Prova di  LINGUA E LETTERATURA FRANCESE

Svolga il candidato una delle seguenti prove a scelta tra:
a)      analisi di un testo
b)      saggio breve

           analisi di un testo

Dopo avere letto il testo rispondete alle domande elaborate una riflessione personale sul tema proposto.

Personnage historique fictif comme l’écrit Marguerite  Yourcenar Zénon parcourt l’Europe de la Renaissance déchirée par les guerres de religion et le fanatisme. Alchimiste et médecin, il incarne les valeurs fondatrices de l’humanisme. Nous sommes ici au début du roman : Zénon et Henri-Maximilien Ligre, son cousin, ont quitté Bruges où ils ont été élevés,  leurs routes se séparent.

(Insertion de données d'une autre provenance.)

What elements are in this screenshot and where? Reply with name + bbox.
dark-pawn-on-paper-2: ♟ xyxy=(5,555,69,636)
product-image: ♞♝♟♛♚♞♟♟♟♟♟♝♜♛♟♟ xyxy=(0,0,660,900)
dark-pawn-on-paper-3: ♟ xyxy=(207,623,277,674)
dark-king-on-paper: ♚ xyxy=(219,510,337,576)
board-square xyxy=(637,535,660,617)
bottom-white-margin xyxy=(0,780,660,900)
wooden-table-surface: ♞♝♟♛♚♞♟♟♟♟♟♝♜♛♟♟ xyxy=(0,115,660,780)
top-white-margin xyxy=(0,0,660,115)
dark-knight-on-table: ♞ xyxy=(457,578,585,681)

 — J'ai seize ans, dit Henri-Maximilien. Dans quinze ans, on verra bien si je suis par hasard légal d'Alexandre. Dans trente ans, on saura si je vaux ou non feu César. Vais-je passer ma vie à auner (1) du drap dans un boutique de la rue aux Laines (2) ?   Il s'agit d'être homme.
— J'ai vingt ans, calcula Zénon. À tout mettre au mieux, j'ai devant moi cinquante ans d'étude avant que ce crâne se change en tête de mort. Prenez vos fumées (3)  et vos héros dans Plutarque (4), frère Henri. Il s'agit pour moi d'être plus qu'un homme.
 — Je vais du côté des Alpes. Dit Henri Maximilien.
— Moi, du côté des Pyrénées.
Ils se turent. La route plate, bordée de peupliers, étirait devant eux un fragment du libre univers.
L’aventurier de la puissance et l’aventurier du savoir marchaient côte à côte. 
— Voyez, continua Zénon. Par-delà ce village, d’autres villages, par-delà cette abbaye, d’autres abbayes, par-delà cette forteresse, d’autres forteresses. Et dans chacun de ces châteaux d’idées, de ces masures (5) d’opinions superposés aux masures de bois et aux châteaux de pierre, la vie emmure les fous et ouvre un pertuis (6) aux sages. Par-delà les Alpes, l’Italie. Par-delà les Pyrénées, l’Espagne. D’un côté, le pays de La Mirandole (7), de l’autre, celui d’Avicenne (8). Et, plus loin encore, la mer, et, par-delà la mer, sur d’autres rebords de l’immensité, l’Arabie, la Morée (9), l’Inde, les deux Amériques. Et partout, les vallées où se récoltent les simples (10), les rochers où se cachent les métaux dont chacun symbolise un moment du Grand Œuvre (11), les grimoires (12) déposés entre les dents des morts, les dieux dont chacun a sa promesse, les foules dont chaque homme se donne pour centre à l’univers. Qui serait assez insensé pour mourir sans avoir fait au moins le tour de sa prison ? Vous le voyez, frère Henri, je suis vraiment un pèlerin. La route est longue, mais je suis jeune.
 — Le monde est grand, dit Henri-Maximilien. — Le monde est grand, dit gravement Zénon. Plaise à Celui qui Est peut-être de dilater le cœur humain à la mesure de toute la vie.(13)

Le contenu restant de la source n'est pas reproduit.